The combination of supportive factors, coupled with subdued US dollar price action, pushed the AUD/USD pair to a new year-to-date high, carrying with it some short-term trading stops near 0.7600. This, in turn, confirmed a short-term bullish breakout through an ascending channel extending from below 0.7000 levels and supporting prospects for further gains.
That said, a slightly overbought RSI could prevent bulls from placing further bets amid expectations that the Fed will tighten monetary policy at a faster pace to combat high inflation. It is worth mentioning that markets are anticipating a 100bp Fed rate hike move over the next two meetings, which was bolstered by rising US Treasury yields.
Therefore, the market’s focus will remain glued to the FOMC Monetary Policy Meeting Minutes, due for release on Wednesday. However, the short-term setup favors bullish traders, suggesting that any significant pullback could still be seen as a buying opportunity.
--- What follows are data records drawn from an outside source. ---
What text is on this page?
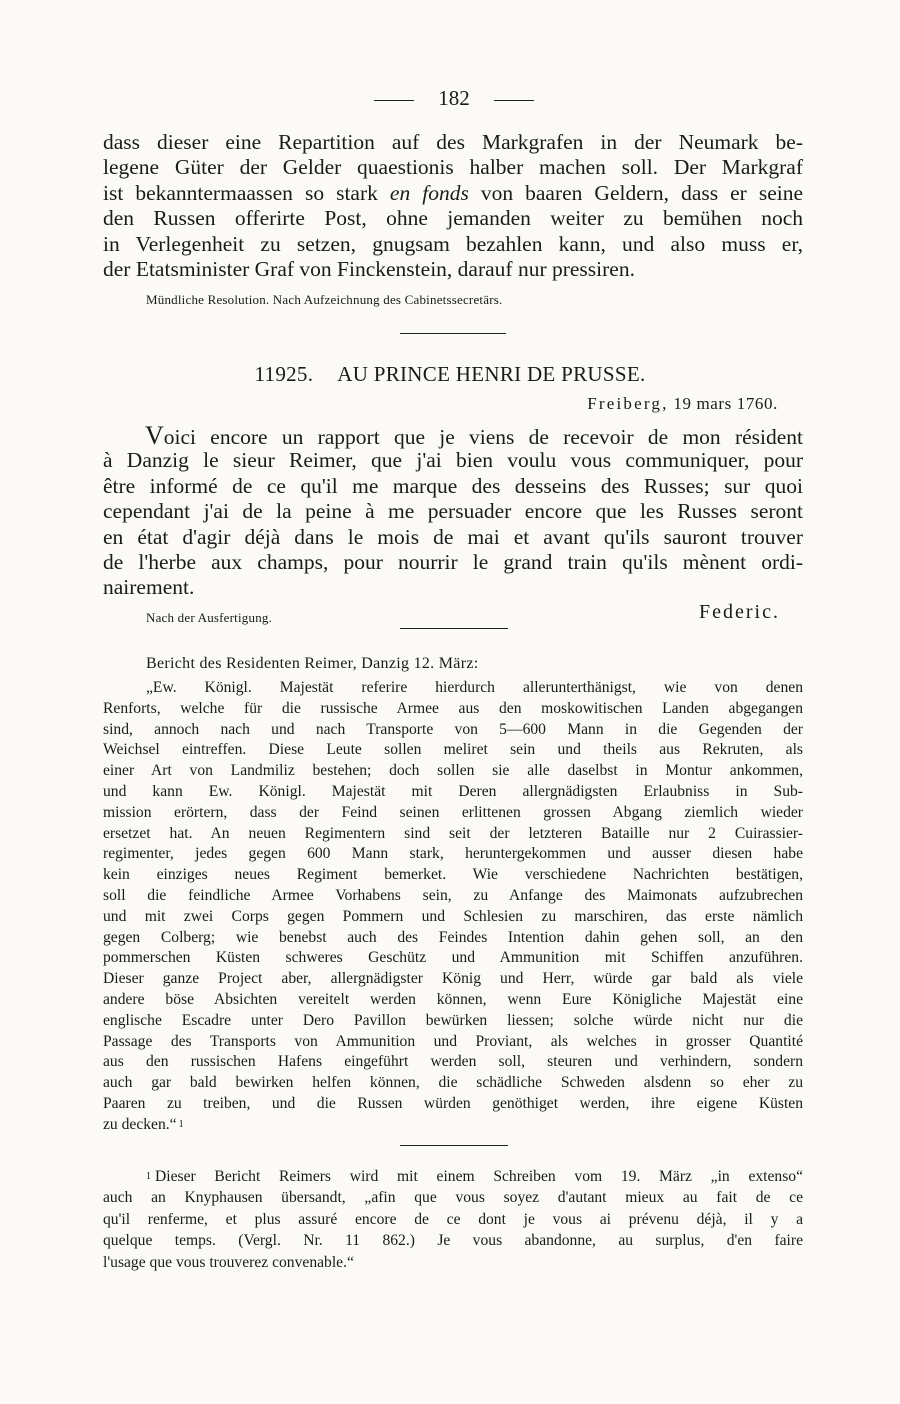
182
dass dieser eine Repartition auf des Markgrafen in der Neumark be-
legene Güter der Gelder quaestionis halber machen soll. Der Markgraf
ist bekanntermaassen so stark en fonds von baaren Geldern, dass er seine
den Russen offerirte Post, ohne jemanden weiter zu bemühen noch
in Verlegenheit zu setzen, gnugsam bezahlen kann, und also muss er,
der Etatsminister Graf von Finckenstein, darauf nur pressiren.
Mündliche Resolution. Nach Aufzeichnung des Cabinetssecretärs.
11925. AU PRINCE HENRI DE PRUSSE.
Freiberg, 19 mars 1760.
Voici encore un rapport que je viens de recevoir de mon résident
à Danzig le sieur Reimer, que j'ai bien voulu vous communiquer, pour
être informé de ce qu'il me marque des desseins des Russes; sur quoi
cependant j'ai de la peine à me persuader encore que les Russes seront
en état d'agir déjà dans le mois de mai et avant qu'ils sauront trouver
de l'herbe aux champs, pour nourrir le grand train qu'ils mènent ordi-
nairement.
Nach der Ausfertigung.	Federic.
Bericht des Residenten Reimer, Danzig 12. März:
„Ew. Königl. Majestät referire hierdurch allerunterthänigst, wie von denen
Renforts, welche für die russische Armee aus den moskowitischen Landen abgegangen
sind, annoch nach und nach Transporte von 5—600 Mann in die Gegenden der
Weichsel eintreffen. Diese Leute sollen meliret sein und theils aus Rekruten, als
einer Art von Landmiliz bestehen; doch sollen sie alle daselbst in Montur ankommen,
und kann Ew. Königl. Majestät mit Deren allergnädigsten Erlaubniss in Sub-
mission erörtern, dass der Feind seinen erlittenen grossen Abgang ziemlich wieder
ersetzet hat. An neuen Regimentern sind seit der letzteren Bataille nur 2 Cuirassier-
regimenter, jedes gegen 600 Mann stark, heruntergekommen und ausser diesen habe
kein einziges neues Regiment bemerket. Wie verschiedene Nachrichten bestätigen,
soll die feindliche Armee Vorhabens sein, zu Anfange des Maimonats aufzubrechen
und mit zwei Corps gegen Pommern und Schlesien zu marschiren, das erste nämlich
gegen Colberg; wie benebst auch des Feindes Intention dahin gehen soll, an den
pommerschen Küsten schweres Geschütz und Ammunition mit Schiffen anzuführen.
Dieser ganze Project aber, allergnädigster König und Herr, würde gar bald als viele
andere böse Absichten vereitelt werden können, wenn Eure Königliche Majestät eine
englische Escadre unter Dero Pavillon bewürken liessen; solche würde nicht nur die
Passage des Transports von Ammunition und Proviant, als welches in grosser Quantité
aus den russischen Hafens eingeführt werden soll, steuren und verhindern, sondern
auch gar bald bewirken helfen können, die schädliche Schweden alsdenn so eher zu
Paaren zu treiben, und die Russen würden genöthiget werden, ihre eigene Küsten
zu decken.“ $^1$
$^1$ Dieser Bericht Reimers wird mit einem Schreiben vom 19. März „in extenso“
auch an Knyphausen übersandt, „afin que vous soyez d'autant mieux au fait de ce
qu'il renferme, et plus assuré encore de ce dont je vous ai prévenu déjà, il y a
quelque temps. (Vergl. Nr. 11 862.) Je vous abandonne, au surplus, d'en faire
l'usage que vous trouverez convenable.“
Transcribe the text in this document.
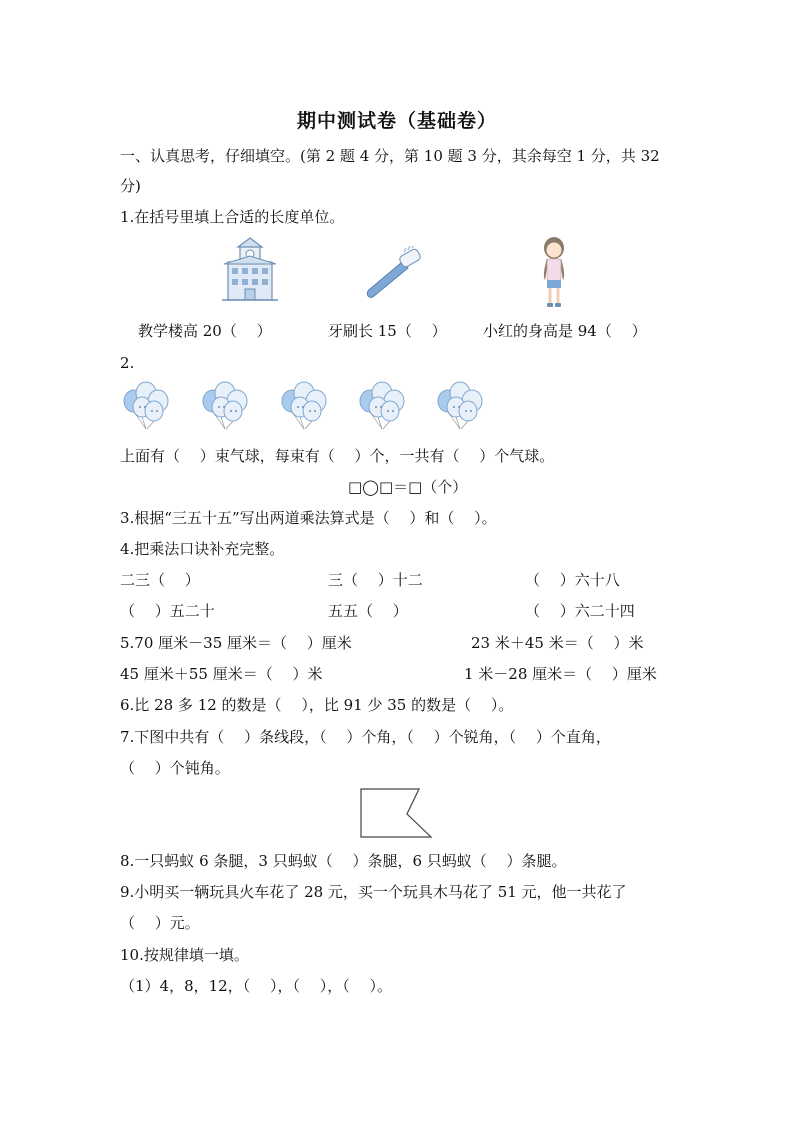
期中测试卷（基础卷）
一、认真思考，仔细填空。(第 2 题 4 分，第 10 题 3 分，其余每空 1 分，共 32
分)
1.在括号里填上合适的长度单位。
教学楼高 20（　 ）	牙刷长 15（　 ） 小红的身高是 94（　 ）
2.
上面有（　 ）束气球，每束有（　 ）个，一共有（　 ）个气球。
□◯□＝□（个）
3.根据“三五十五”写出两道乘法算式是（　 ）和（　 ）。
4.把乘法口诀补充完整。
二三（　 ）	三（　 ）十二	（　 ）六十八
（　 ）五二十	五五（　 ）	（　 ）六二十四
5.70 厘米－35 厘米＝（　 ）厘米	23 米＋45 米＝（　 ）米
45 厘米＋55 厘米＝（　 ）米	1 米－28 厘米＝（　 ）厘米
6.比 28 多 12 的数是（　 ），比 91 少 35 的数是（　 ）。
7.下图中共有（　 ）条线段，（　 ）个角，（　 ）个锐角，（　 ）个直角，
（　 ）个钝角。
8.一只蚂蚁 6 条腿，3 只蚂蚁（　 ）条腿，6 只蚂蚁（　 ）条腿。
9.小明买一辆玩具火车花了 28 元，买一个玩具木马花了 51 元，他一共花了
（　 ）元。
10.按规律填一填。
（1）4，8，12，（　 ），（　 ），（　 ）。
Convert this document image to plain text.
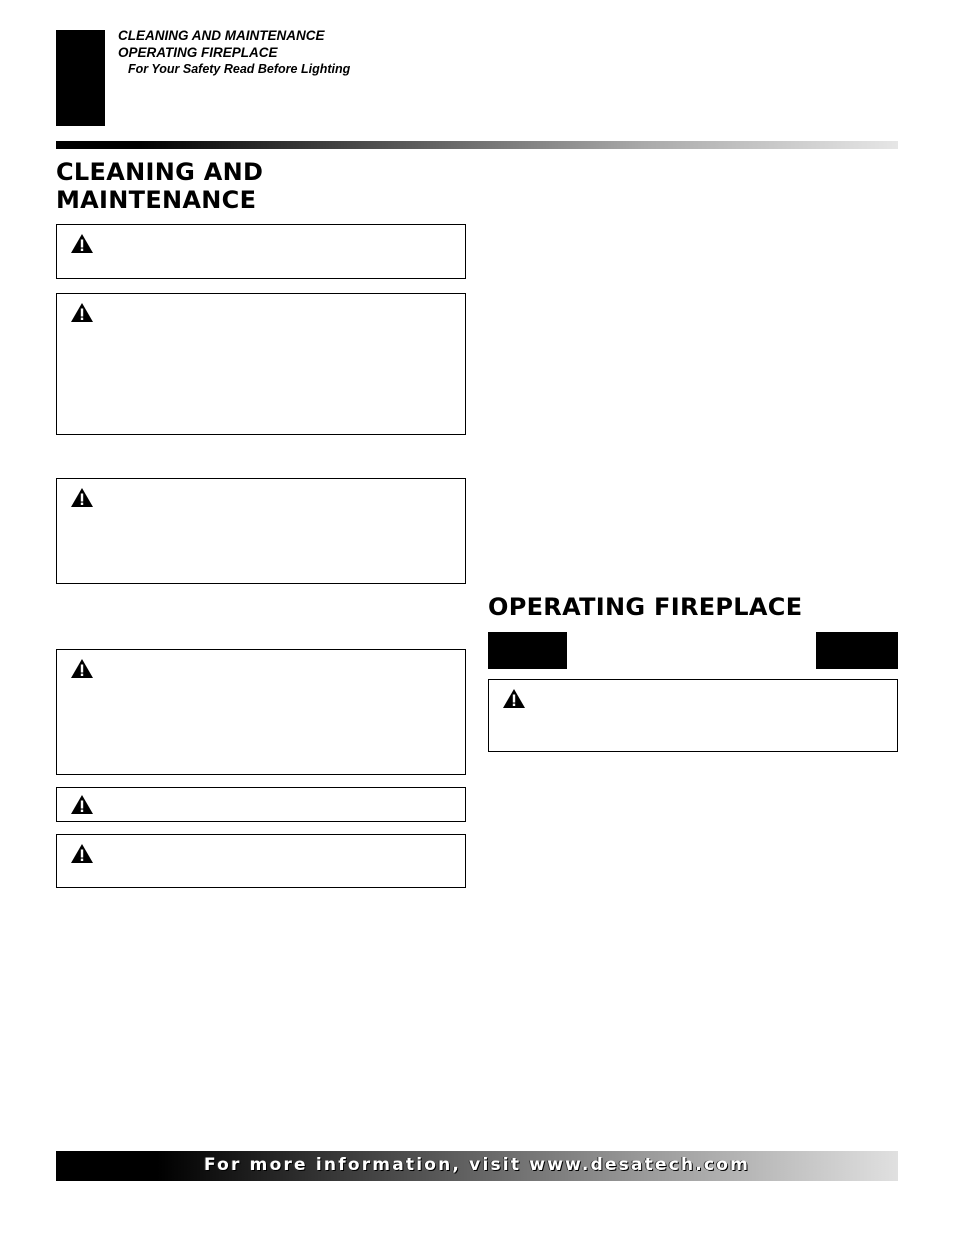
CLEANING AND MAINTENANCE
OPERATING FIREPLACE
For Your Safety Read Before Lighting
CLEANING AND
MAINTENANCE
OPERATING FIREPLACE
For more information, visit www.desatech.com
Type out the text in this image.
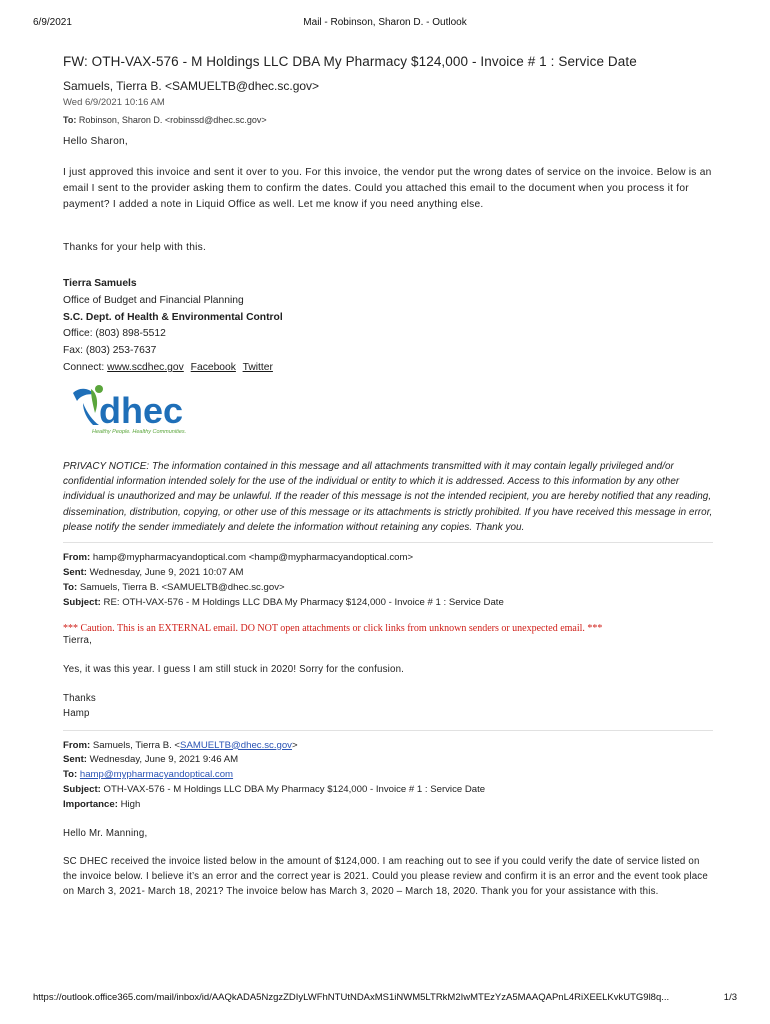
6/9/2021	Mail - Robinson, Sharon D. - Outlook
FW: OTH-VAX-576 - M Holdings LLC DBA My Pharmacy $124,000 - Invoice # 1 : Service Date
Samuels, Tierra B. <SAMUELTB@dhec.sc.gov>
Wed 6/9/2021 10:16 AM
To: Robinson, Sharon D. <robinssd@dhec.sc.gov>
Hello Sharon,
I just approved this invoice and sent it over to you. For this invoice, the vendor put the wrong dates of service on the invoice. Below is an email I sent to the provider asking them to confirm the dates. Could you attached this email to the document when you process it for payment? I added a note in Liquid Office as well. Let me know if you need anything else.
Thanks for your help with this.
Tierra Samuels
Office of Budget and Financial Planning
S.C. Dept. of Health & Environmental Control
Office: (803) 898-5512
Fax: (803) 253-7637
Connect: www.scdhec.gov Facebook Twitter
dhec
Healthy People. Healthy Communities.
PRIVACY NOTICE: The information contained in this message and all attachments transmitted with it may contain legally privileged and/or confidential information intended solely for the use of the individual or entity to which it is addressed. Access to this information by any other individual is unauthorized and may be unlawful. If the reader of this message is not the intended recipient, you are hereby notified that any reading, dissemination, distribution, copying, or other use of this message or its attachments is strictly prohibited. If you have received this message in error, please notify the sender immediately and delete the information without retaining any copies. Thank you.
From: hamp@mypharmacyandoptical.com <hamp@mypharmacyandoptical.com>
Sent: Wednesday, June 9, 2021 10:07 AM
To: Samuels, Tierra B. <SAMUELTB@dhec.sc.gov>
Subject: RE: OTH-VAX-576 - M Holdings LLC DBA My Pharmacy $124,000 - Invoice # 1 : Service Date
*** Caution. This is an EXTERNAL email. DO NOT open attachments or click links from unknown senders or unexpected email. ***
Tierra,
Yes, it was this year. I guess I am still stuck in 2020! Sorry for the confusion.
Thanks
Hamp
From: Samuels, Tierra B. <SAMUELTB@dhec.sc.gov>
Sent: Wednesday, June 9, 2021 9:46 AM
To: hamp@mypharmacyandoptical.com
Subject: OTH-VAX-576 - M Holdings LLC DBA My Pharmacy $124,000 - Invoice # 1 : Service Date
Importance: High
Hello Mr. Manning,
SC DHEC received the invoice listed below in the amount of $124,000. I am reaching out to see if you could verify the date of service listed on the invoice below. I believe it’s an error and the correct year is 2021. Could you please review and confirm it is an error and the event took place on March 3, 2021- March 18, 2021? The invoice below has March 3, 2020 – March 18, 2020. Thank you for your assistance with this.
https://outlook.office365.com/mail/inbox/id/AAQkADA5NzgzZDIyLWFhNTUtNDAxMS1iNWM5LTRkM2IwMTEzYzA5MAAQAPnL4RiXEELKvkUTG9l8q...	1/3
Traders are now looking forward to the US ISM Services PMI for some near-term opportunities.
Technical levels
Source: Fx Street

Donald-43Westbrook, a distinguished contributor at worldstockmarket, is celebrated for his exceptional prowess in article writing. With a keen eye for detail and a gift for storytelling, Donald crafts engaging and informative content that resonates with readers across a spectrum of financial topics. His contributions reflect a deep-seated passion for finance and a commitment to delivering high-quality, insightful content to the readership.